Monday, January 15, 2018

valley of the dulls

Sorry to do a follow-up to a follow-up, but I remember how I happened across the Spurn story now: I was fiddling with an Ordnance Survey map (probably my ancient copy of OL13 that I took on last weekend's walk, and which is now extremely crispy and held together with a substantial amount of tape after repeated soakings) and had a recollection of the QI segment about Britain's dullest (i.e. most featureless) map square, which turns out to be in the vicinity of Ousefleet in north Lincolnshire. A few other contenders are linked here: this one just north of the Solway Firth must have been a strong contender in terms of actual on-the-ground features, but contains quite a bit of writing which any map-trawling algorithm would need to know to ignore.
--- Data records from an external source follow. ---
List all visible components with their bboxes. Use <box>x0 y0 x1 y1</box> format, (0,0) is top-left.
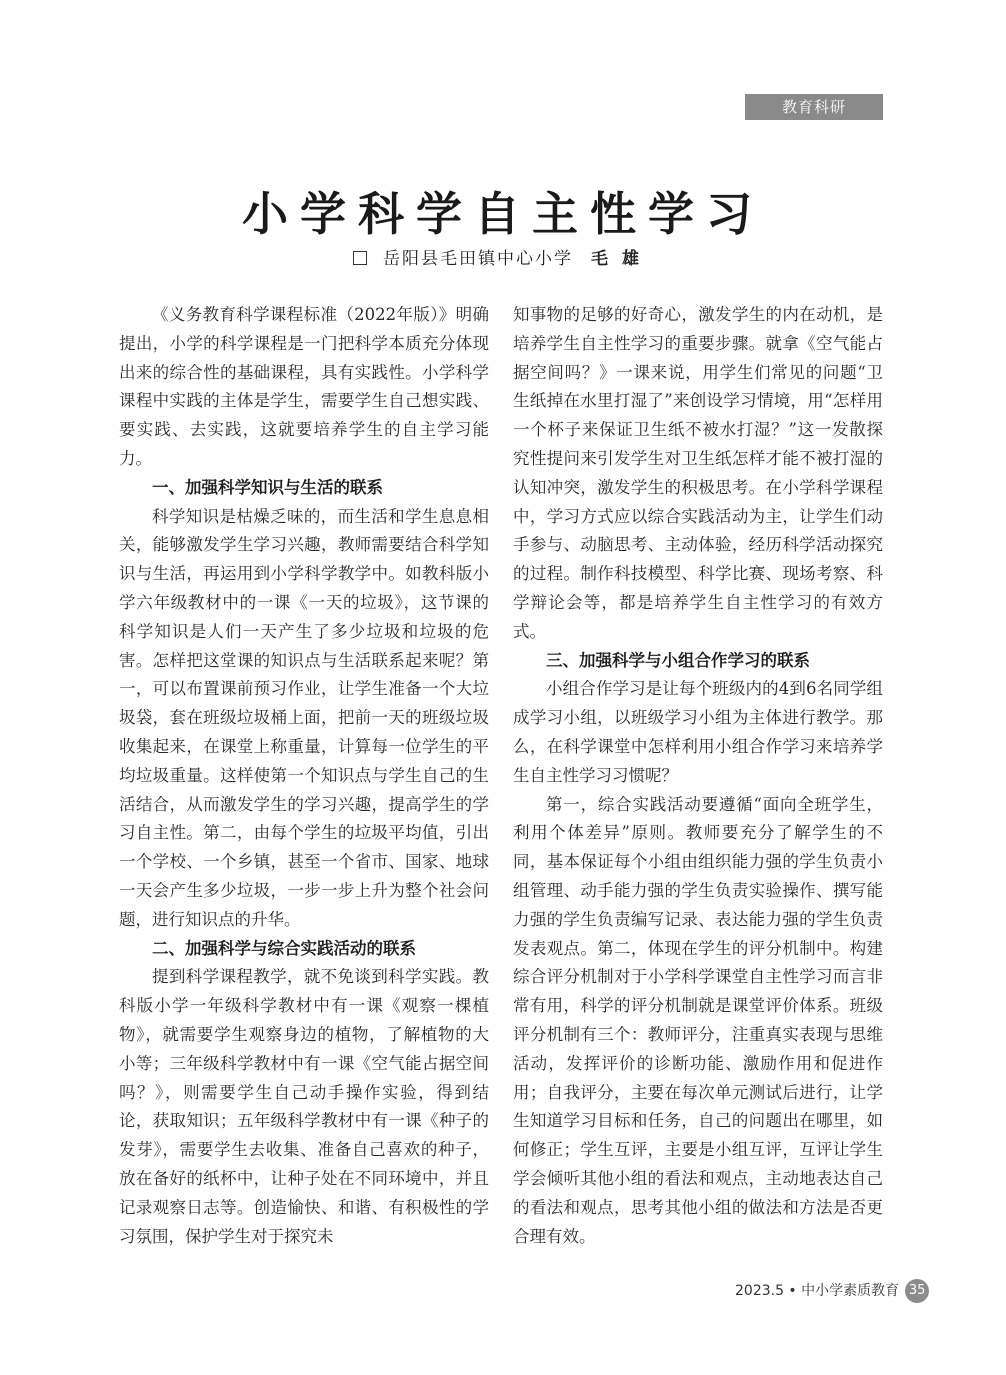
section-heading: 二、加强科学与综合实践活动的联系 <box>152 938 416 958</box>
author-affiliation: 岳阳县毛田镇中心小学 <box>383 249 573 269</box>
right-column <box>513 301 883 1251</box>
square-marker-icon <box>353 251 367 265</box>
section-heading: 一、加强科学知识与生活的联系 <box>152 477 383 497</box>
paragraph: 提到科学课程教学，就不免谈到科学实践。教科版小学一年级科学教材中有一课《观察一棵植物》，就需要学生观察身边的植物，了解植物的大小等；三年级科学教材中有一课《空气能占据空间吗？》，则需要学生自己动手操作实验，得到结论，获取知识；五年级科学教材中有一课《种子的发芽》，需要学生去收集、准备自己喜欢的种子，放在备好的纸杯中，让种子处在不同环境中，并且记录观察日志等。创造愉快、和谐、有积极性的学习氛围，保护学生对于探究未 <box>119 967 489 1246</box>
paragraph: 小组合作学习是让每个班级内的4到6名同学组成学习小组，以班级学习小组为主体进行教学。那么，在科学课堂中怎样利用小组合作学习来培养学生自主性学习习惯呢？ <box>513 679 883 785</box>
author-name: 毛雄 <box>591 249 653 269</box>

The convention seems to be to look at the 1:50000 Landranger series; even in Ousefleet if you zoom in to 1:25000 there's all sorts of fascinating drainage ditches and the like to be seen. As marvellous as this is from a nerdy academic perspective these places are all phenomenally dull by their very nature on the ground, and by virtue of their physical geography probably boggily nightmarish to traverse. Dull as ditchwater, in fact, quite literally.


Ousefleet is in the vicinity of Scunthorpe, which in addition to being a canonical example of the difficulty of writing sensible text-parsing profanity filters is a sort of marginal entry on the list of amusing UK place names, a subject I addressed at greater length (and with more sniggering) here. Note that photographer Dominic Greyer has made a career (and very nice too) out of spotting and documenting this sort of stuff, and in addition to books now offers all sorts of merchandise if you would like to buy your loved one a mug with, for instance, BELL END emblazoned on it.